Crédits photo : RADIO FRANCE/ CHRISTOPHE ABRAMOWITZ
À son inauguration en 2021, quel était le pari d’Epsiloon ? Est-il tenu aujourd’hui ?
Avec ce magazine, nous cherchions à rapprocher la science des citoyens. Nombreux sont en effet ceux qui se sentent mis à l’écart de cette discipline, car trop obscure, nébuleuse ou difficile à comprendre. Aujourd’hui, nous vivons dans une ère de plus en plus marquée par la technologie, dans laquelle chacun expérimente cette modernité et se questionne au quotidien. En fournissant des clés pour comprendre le monde de façon ni poussiéreuse ni effrayante, Epsiloon a plus que jamais sa place. Nous proposons un magazine simple à lire, esthétique et frais. La science est belle et offre des images époustouflantes : autorisons-nous à mettre le beau au premier plan ! Nous sommes fiers d’avoir visé juste et d’avoir réussi à toucher une cible fidèle avec le ton que nous avons créé.
L’information scientifique peut-elle parler à tout le monde ?
La science reste le meilleur moyen de parler du monde actuel : c’est un prisme de lecture duquel on peut tirer des enseignements généraux sur le monde. Chez Epsiloon, nous n’avons pas vocation à transmettre un savoir ni d’ambition de donner des leçons. Notre rôle est d’évoquer l’actualité sous un angle scientifique, en sélectionnant les sujets les plus pertinents pour éclairer nos lecteurs. De cette façon, nous permettons à la science de faire partie de leur univers mental.
La science dit-elle toujours le vrai ? Pourquoi certains n’y croient-il pas ?
La science a une certaine humilité concernant le « vrai », car elle ne dépeint la réalité que de façon momentanée.
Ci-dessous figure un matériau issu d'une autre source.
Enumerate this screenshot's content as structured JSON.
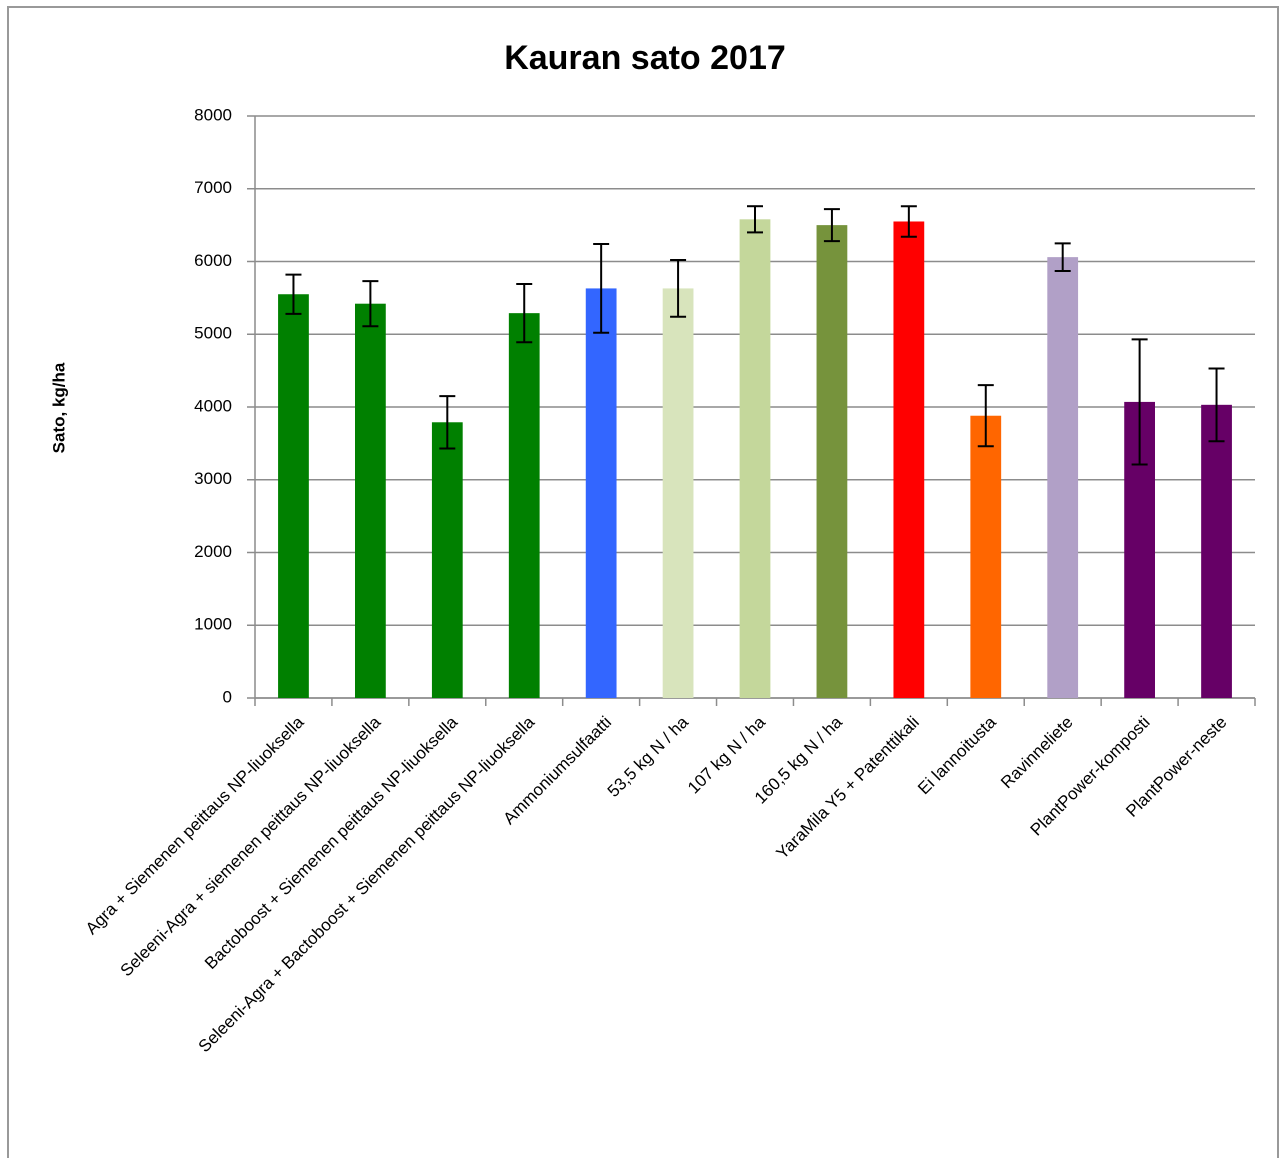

Toutes les vérités scientifiques sont temporairement vraies, jusqu’à ce qu’un nouveau travail de recherche vienne les bouleverser, les relativiser ou les étayer. La méthode scientifique, par essence, détermine des limites aux faits exposés. Par exemple, au sujet du réchauffement climatique, il est possible de donner des prévisions, mais ces estimations sont toujours accompagnées d’incertitudes, de précautions. Au vu de l’actualité, les lecteurs ont plus que jamais besoin de rigueur. Certains adhèrent à des théories fumeuses car nous fonctionnons tous avec des biais cognitifs, on sélectionne les informations que l’on rencontre pour ne retenir que ce qui va dans notre sens. Pour autant, la complexité du discours scientifique ne doit pas être rebutante. Nous avons ainsi choisi de présenter notre rubrique « Le casse-tête de… » sous forme de labyrinthe, pour assumer la complexité des sujets évoqués. On ne cherche pas à masquer le fait que plusieurs avis sont possibles : au contraire, on le met en avant en exposant les tenants et aboutissants du sujet sans forcément donner de réponse tranchée.
Face aux fake news et à la défiance grandissante envers les médias, quel rôle endosse l’information scientifique ?
Dans le cadre du COVID et du réchauffement climatique, le travail de « fact checking » des journalistes est devenu de plus en plus important. Toutefois, de telles rubriques ne sont pas toujours pertinentes dans un magazine scientifique. Pour moi, le problème doit être abordé autrement : en familiarisant les gens avec la science et en les amenant à se questionner par eux-mêmes plutôt qu’en leur disant quoi penser. Le meilleur moyen de lutter contre le charlatanisme, les fausses informations et les théories du complot, ce n’est pas de donner des leçons au lecteur mais de lui offrir toutes les clés pour comprendre par lui-même : chiffres, cartes, graphiques… C’est une bonne façon d’affuter son discernement sur ce qu’il voit et entend, en utilisant son esprit critique. Face à la défiance croissante envers les médias et les journalistes, nous nous devons plus que jamais de rapprocher le lecteur de nous et de le rassurer, en lui prouvant que nous ne sommes pas défenseurs d’un parti plus que d’un autre. Nous avons une position d’observateur, et notre seule orientation, c’est la rationalité ! D’ailleurs, notre statut de journaliste nous empêche d’avoir un quelconque lien d’intérêt avec un sujet, ce qui nous permet de rester totalement au service du lecteur, et de lui seul. C’est là toute l’utilité sociale de notre métier.